Convenez que peu d'auteurs sont capables d'écrire, dans la préface d'un livre réédité (dans ce cas, en 2004, douze ans plus tard), pareils propos :

« Les personnages de mon livre jurent beaucoup. (…) Cette histoire contient beaucoup de gros mots, d'agressivité et de sales histoires, et malheureusement rien n'a disparu depuis. Le personnage principal n’arrête pas d'insulter les Géorgiens, les Arméniens et les Azéris, ainsi que les Russes, et en général tous ceux qu'il croise. (…) Il veut être libre, mais il ne sait pas comment s’y prendre pour vraiment le devenir. Il croit s’être libéré de sa captivité, comme un homme, comme un vrai mec du Caucase, par la force, avec un fusil, et par une audace inutile. Mais en même temps, il n'est pas prisonnier – ni des soldats avec qui il se retrouve, ni de sa ville, Tbilissi, qui l'a torturé avec ses règles informelles et tous ses mensonges. Il ne sait tout simplement pas que le monde est bien plus vaste que le sien, et qu'on peut aller où on veut, sans même dire au revoir, avec ses pieds, ou tout simplement avec son esprit. (…) Très franchement, j’ignore pourquoi ce livre est aujourd'hui republié. J'en ai fini avec tout ce qu’il contient depuis longtemps, et je ne sais vraiment pourquoi je suis en train d'écrire cette nouvelle introduction (…) à une banale histoire d'amour d'un jeune homme de Tbilissi et une prostituée ».

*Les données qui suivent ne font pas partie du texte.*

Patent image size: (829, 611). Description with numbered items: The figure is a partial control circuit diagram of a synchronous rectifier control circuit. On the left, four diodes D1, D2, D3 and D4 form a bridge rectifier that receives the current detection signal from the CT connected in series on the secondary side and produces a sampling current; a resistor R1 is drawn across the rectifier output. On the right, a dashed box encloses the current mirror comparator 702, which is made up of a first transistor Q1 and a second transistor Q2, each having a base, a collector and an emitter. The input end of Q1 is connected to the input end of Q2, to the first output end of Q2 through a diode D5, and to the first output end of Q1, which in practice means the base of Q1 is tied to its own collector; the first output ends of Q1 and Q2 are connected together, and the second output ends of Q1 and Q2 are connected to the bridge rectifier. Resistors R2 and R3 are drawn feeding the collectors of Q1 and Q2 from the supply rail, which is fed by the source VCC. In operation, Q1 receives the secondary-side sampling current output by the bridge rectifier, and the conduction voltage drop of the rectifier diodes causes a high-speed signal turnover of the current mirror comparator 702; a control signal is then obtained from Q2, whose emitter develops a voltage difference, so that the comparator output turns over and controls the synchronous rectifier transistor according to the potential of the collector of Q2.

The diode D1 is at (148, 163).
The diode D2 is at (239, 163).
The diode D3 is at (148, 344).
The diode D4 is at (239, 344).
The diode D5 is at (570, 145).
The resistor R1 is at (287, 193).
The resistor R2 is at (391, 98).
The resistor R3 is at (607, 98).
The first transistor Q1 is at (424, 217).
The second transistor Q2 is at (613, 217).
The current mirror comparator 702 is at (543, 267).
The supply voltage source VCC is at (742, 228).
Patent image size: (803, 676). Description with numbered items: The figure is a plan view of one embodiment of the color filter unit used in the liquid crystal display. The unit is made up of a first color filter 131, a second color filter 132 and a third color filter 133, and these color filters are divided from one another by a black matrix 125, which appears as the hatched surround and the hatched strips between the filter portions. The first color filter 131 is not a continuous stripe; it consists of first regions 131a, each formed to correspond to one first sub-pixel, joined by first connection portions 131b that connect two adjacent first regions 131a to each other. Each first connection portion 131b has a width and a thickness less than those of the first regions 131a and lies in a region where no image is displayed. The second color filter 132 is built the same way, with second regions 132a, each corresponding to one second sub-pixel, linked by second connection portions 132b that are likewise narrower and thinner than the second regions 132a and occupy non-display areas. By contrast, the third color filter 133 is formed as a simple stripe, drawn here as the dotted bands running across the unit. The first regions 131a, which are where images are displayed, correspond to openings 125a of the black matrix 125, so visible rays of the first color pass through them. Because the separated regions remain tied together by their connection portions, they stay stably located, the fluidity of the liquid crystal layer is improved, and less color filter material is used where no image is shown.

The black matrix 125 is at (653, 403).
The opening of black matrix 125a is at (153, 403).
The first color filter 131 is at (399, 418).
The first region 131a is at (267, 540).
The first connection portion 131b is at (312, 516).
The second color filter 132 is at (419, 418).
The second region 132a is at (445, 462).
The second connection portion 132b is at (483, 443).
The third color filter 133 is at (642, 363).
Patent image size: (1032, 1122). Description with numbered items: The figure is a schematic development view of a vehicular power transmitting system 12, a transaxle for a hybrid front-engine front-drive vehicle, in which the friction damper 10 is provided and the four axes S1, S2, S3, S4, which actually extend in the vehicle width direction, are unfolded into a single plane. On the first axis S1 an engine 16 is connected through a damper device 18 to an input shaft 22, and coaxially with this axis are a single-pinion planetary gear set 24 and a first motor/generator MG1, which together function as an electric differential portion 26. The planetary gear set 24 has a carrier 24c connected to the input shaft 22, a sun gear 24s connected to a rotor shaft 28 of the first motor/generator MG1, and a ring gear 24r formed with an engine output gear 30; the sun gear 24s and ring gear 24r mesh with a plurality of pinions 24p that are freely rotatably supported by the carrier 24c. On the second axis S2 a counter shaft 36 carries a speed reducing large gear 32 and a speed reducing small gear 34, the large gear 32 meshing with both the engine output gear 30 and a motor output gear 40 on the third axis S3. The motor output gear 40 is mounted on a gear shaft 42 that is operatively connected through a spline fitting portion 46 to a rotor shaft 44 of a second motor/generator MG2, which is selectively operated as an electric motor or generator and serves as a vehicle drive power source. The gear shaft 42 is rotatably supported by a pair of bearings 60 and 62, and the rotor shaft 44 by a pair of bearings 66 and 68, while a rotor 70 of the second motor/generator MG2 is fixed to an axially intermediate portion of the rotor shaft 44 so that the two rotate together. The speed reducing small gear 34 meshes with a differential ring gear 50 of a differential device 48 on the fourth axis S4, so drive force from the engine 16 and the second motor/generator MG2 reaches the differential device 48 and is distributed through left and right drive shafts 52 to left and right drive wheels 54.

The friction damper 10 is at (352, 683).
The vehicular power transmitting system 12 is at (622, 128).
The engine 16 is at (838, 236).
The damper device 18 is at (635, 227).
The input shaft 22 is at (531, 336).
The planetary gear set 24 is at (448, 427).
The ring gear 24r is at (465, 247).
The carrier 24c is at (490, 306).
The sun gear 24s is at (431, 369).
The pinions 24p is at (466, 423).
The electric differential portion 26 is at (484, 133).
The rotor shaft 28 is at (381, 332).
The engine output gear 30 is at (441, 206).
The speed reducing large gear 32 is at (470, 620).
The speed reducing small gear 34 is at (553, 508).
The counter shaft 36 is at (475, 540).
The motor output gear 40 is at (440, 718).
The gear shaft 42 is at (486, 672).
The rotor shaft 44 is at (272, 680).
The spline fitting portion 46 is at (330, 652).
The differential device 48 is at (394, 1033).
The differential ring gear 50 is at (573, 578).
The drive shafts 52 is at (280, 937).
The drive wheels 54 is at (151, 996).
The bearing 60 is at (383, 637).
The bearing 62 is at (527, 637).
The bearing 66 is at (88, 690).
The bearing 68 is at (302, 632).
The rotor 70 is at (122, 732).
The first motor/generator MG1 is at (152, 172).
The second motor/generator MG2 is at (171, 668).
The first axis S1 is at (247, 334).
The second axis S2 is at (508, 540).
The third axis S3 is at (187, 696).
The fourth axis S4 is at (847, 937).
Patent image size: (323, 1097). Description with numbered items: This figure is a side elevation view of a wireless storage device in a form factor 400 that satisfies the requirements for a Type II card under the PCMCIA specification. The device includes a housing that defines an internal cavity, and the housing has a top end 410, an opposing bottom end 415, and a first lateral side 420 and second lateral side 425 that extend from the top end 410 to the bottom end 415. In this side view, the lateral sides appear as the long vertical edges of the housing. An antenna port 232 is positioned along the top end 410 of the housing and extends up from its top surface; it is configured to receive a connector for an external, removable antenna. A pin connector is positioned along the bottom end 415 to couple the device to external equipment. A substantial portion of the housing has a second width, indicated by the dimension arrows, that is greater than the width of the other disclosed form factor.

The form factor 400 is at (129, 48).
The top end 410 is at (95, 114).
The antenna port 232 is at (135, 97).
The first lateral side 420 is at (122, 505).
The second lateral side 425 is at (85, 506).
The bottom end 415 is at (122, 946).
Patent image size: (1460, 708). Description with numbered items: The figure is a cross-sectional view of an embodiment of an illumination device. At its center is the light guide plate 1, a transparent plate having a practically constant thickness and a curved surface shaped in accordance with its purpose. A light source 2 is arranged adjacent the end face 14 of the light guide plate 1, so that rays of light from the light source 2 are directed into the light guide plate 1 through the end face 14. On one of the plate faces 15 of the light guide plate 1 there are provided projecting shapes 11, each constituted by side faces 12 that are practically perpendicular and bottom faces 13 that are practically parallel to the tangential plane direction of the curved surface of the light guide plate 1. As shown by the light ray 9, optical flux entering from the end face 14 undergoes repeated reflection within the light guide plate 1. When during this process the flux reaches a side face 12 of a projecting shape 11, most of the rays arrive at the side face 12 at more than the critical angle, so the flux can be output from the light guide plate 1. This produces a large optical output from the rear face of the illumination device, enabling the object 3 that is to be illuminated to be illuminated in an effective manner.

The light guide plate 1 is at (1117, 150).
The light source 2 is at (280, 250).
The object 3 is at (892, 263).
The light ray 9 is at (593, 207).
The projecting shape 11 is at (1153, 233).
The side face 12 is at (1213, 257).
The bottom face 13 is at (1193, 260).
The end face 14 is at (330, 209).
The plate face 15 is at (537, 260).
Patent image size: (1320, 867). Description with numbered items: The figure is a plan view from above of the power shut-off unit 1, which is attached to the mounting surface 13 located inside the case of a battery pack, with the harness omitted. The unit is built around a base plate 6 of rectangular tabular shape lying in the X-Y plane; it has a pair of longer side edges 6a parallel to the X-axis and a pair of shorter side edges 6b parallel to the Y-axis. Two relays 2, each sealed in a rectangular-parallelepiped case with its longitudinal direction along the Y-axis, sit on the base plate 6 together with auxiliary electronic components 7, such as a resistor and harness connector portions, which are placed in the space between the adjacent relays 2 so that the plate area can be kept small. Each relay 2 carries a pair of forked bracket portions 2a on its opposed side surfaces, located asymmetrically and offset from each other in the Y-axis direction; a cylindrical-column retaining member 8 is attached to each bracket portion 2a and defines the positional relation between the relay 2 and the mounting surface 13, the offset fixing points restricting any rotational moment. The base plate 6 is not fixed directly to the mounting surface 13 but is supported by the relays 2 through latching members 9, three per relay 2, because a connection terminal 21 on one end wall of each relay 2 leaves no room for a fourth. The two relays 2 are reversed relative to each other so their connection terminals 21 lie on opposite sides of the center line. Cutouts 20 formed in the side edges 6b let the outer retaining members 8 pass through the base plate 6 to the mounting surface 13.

Convenez aussi qu'il convient de faire abstraction de la coquetterie inhérente à tout auteur et d’admettre que cette histoire est tout sauf banale – fait qui explique qu'elle ait attiré, vingt ans plus tard, une maison d'édition suisse de renom. Nombreux sont les jeunes d’aujourd'hui qui peuvent se reconnaître dans Gio… et pas uniquement dans le Caucase où, à l'époque des événements décrits, le russe était encore la langue de communication entre les protagonistes de différentes nationalités !

Gio s'adonne donc à la came par désœuvrement et par ennui, certes, mais aussi à cause d’un amour brisé : son père lui a interdit d'épouser Yana, une fille « légère » – autrement dit une pute, mais avec laquelle il se sentait bien comme avec personne d'autre, et qui portait déjà son enfant.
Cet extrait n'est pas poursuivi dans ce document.